L’UE, les gouvernements nationaux européens ou l’Europe, se trouve aujourd’hui à un carrefour crucial. Nous devons regarder en face le fait que ce continent repose sur les bons principes : l’autodétermination, la dignité humaine, l’égalité, la valorisation de la vie non pas des plus riches mais des citoyens ordinaires, la participation équitable au processus démocratique, etc. Ce sont là autant d’éléments qui méritent d’être protégés. Mais pour les protéger, nous devons regarder en face le fait que les processus qui nous ont bien servi par le passé ne sont plus adaptés à l’époque dans laquelle nous vivons. Peu m’importe le type de simplification administrative, le genre de mesures politiques et de réglementation extraordinaires que nous devons désormais mettre en œuvre pour pouvoir changer les choses et aller de l’avant. Nous devons regarder en face le fait que les processus actuels, censés protéger ce qui a réellement de la valeur, ne nous servent plus et finiront, au bout du compte, par nous amener à maintenir ces processus tout en perdant tout ce qu’ils étaient censés protéger.

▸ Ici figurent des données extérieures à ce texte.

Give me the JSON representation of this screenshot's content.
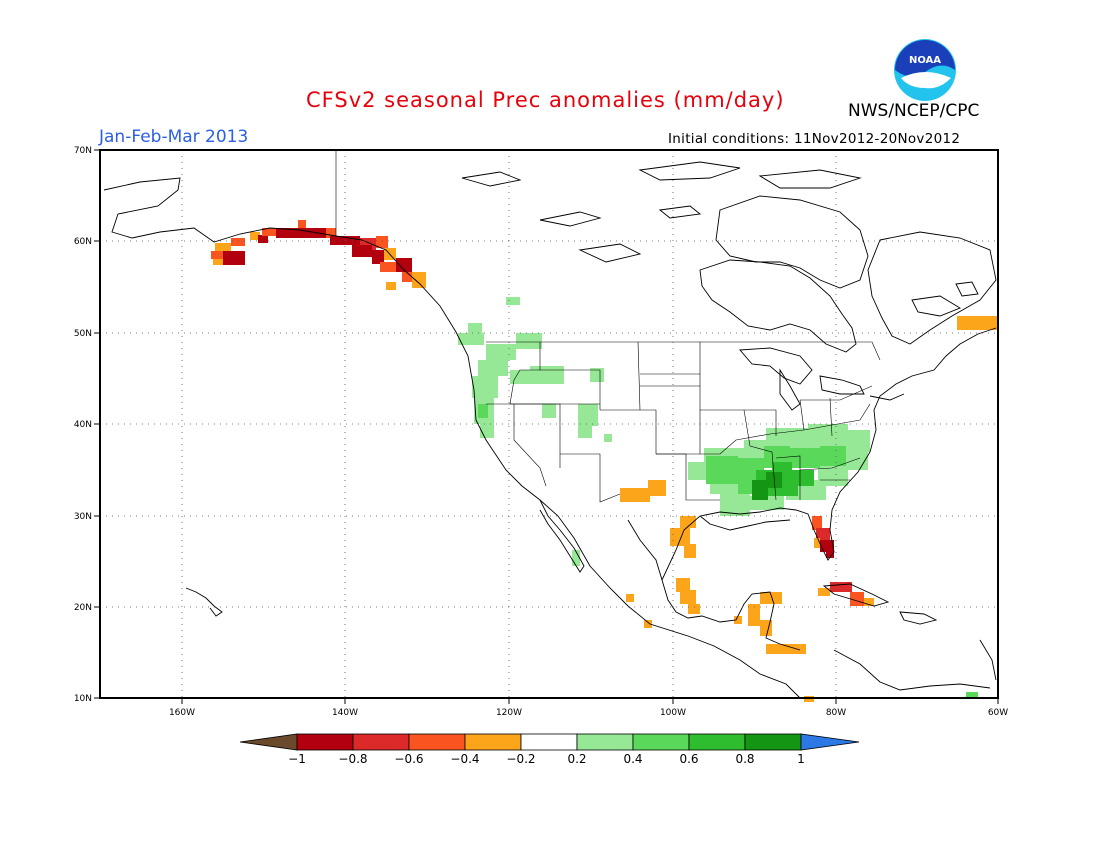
{
  "header": {
    "title": "CFSv2 seasonal Prec anomalies (mm/day)",
    "agency": "NWS/NCEP/CPC",
    "logo_text": "NOAA",
    "period": "Jan-Feb-Mar 2013",
    "initial_conditions": "Initial conditions: 11Nov2012-20Nov2012"
  },
  "axes": {
    "lon_ticks": [
      "160W",
      "140W",
      "120W",
      "100W",
      "80W",
      "60W"
    ],
    "lat_ticks": [
      "70N",
      "60N",
      "50N",
      "40N",
      "30N",
      "20N",
      "10N"
    ],
    "lon_range": [
      -172,
      -60
    ],
    "lat_range": [
      10,
      70
    ],
    "grid": "dotted"
  },
  "colorbar": {
    "labels": [
      "-1",
      "-0.8",
      "-0.6",
      "-0.4",
      "-0.2",
      "0.2",
      "0.4",
      "0.6",
      "0.8",
      "1"
    ],
    "colors": [
      "#6b4a2b",
      "#b3000f",
      "#dc2a2a",
      "#fa5520",
      "#fca41a",
      "#ffffff",
      "#96e896",
      "#5ad85a",
      "#2ebd2e",
      "#149614",
      "#2c79e6"
    ]
  },
  "colors": {
    "title": "#e8000b",
    "period": "#2a5ee8",
    "noaa_blue": "#1a3fb8",
    "noaa_cyan": "#22c4ee"
  }
}
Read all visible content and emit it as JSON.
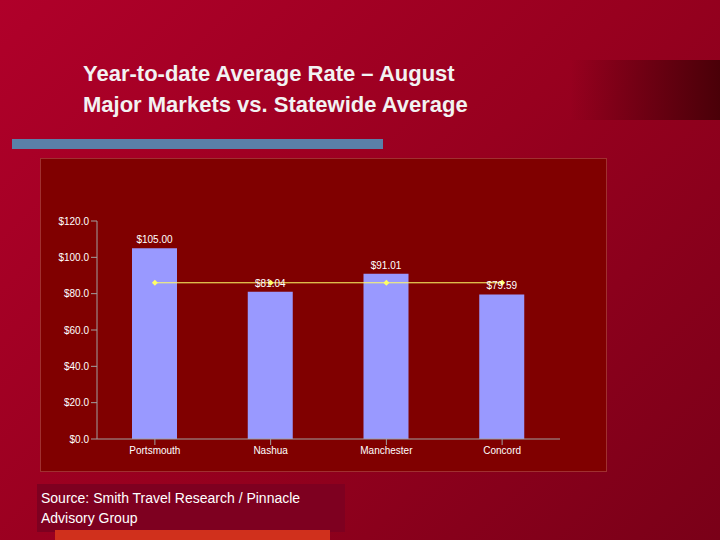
{
  "chart_data": {
    "type": "bar",
    "title": "Year-to-date Average Rate – August",
    "subtitle": "Major Markets vs. Statewide Average",
    "annotations": [
      "Source: Smith Travel Research / Pinnacle Advisory Group"
    ],
    "categories": [
      "Portsmouth",
      "Nashua",
      "Manchester",
      "Concord"
    ],
    "series": [
      {
        "type": "bar",
        "color": "#9999ff",
        "values": [
          105.0,
          81.04,
          91.01,
          79.59
        ],
        "value_labels": [
          "$105.00",
          "$81.04",
          "$91.01",
          "$79.59"
        ],
        "data_labels": true
      },
      {
        "type": "line",
        "color": "#ffff66",
        "marker": "diamond",
        "line_style": "solid",
        "values": [
          86,
          86,
          86,
          86
        ]
      }
    ],
    "ylim": [
      0,
      120
    ],
    "yticks": [
      {
        "value": 0,
        "label": "$0.0"
      },
      {
        "value": 20,
        "label": "$20.0"
      },
      {
        "value": 40,
        "label": "$40.0"
      },
      {
        "value": 60,
        "label": "$60.0"
      },
      {
        "value": 80,
        "label": "$80.0"
      },
      {
        "value": 100,
        "label": "$100.0"
      },
      {
        "value": 120,
        "label": "$120.0"
      }
    ],
    "grid": false
  }
}
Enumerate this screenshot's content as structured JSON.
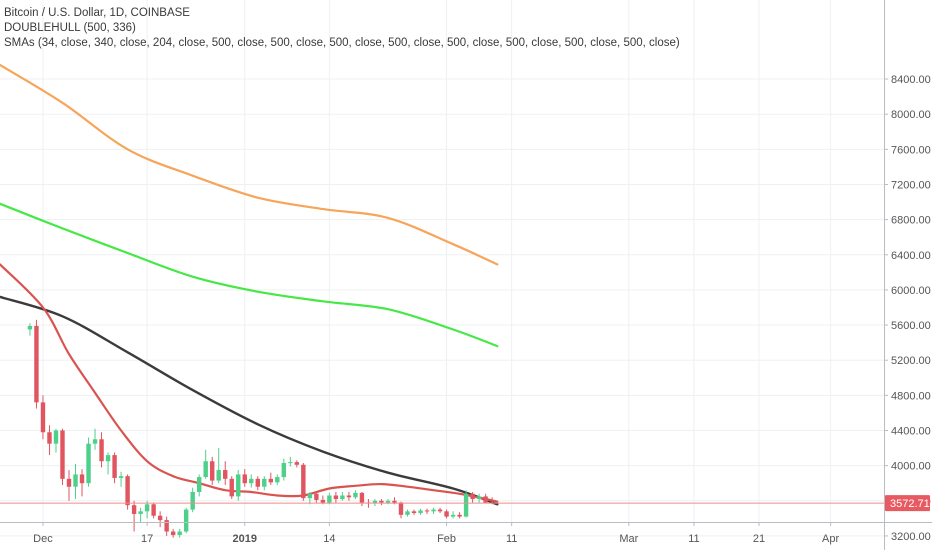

La seule solution que je vois, c’est que les choses doivent changer radicalement, et que nous devons trouver de nouvelles façons de réglementer et de faire advenir le changement de manière disruptive — mais des voies qui, j’en suis convaincu, nous seront réellement utiles dans cette transformation globale que nous traversons actuellement. Je n’ai pas de solutions parfaites, mais je ne peux que dire : c’est difficile, mais ce n’est pas parce que c’est difficile qu’il ne faut pas tenter l’expérience, ou qu’il ne faut pas le faire.
Mounk : J’ai l’impression que nous terminons sur une allusion, consciente ou peut-être inconsciente, à mon roman préféré, et à cette phrase tirée du Guépard selon laquelle, pour que tout reste pareil, tout doit changer. Je partage tout à fait ce sentiment à propos de l’Europe d’aujourd’hui.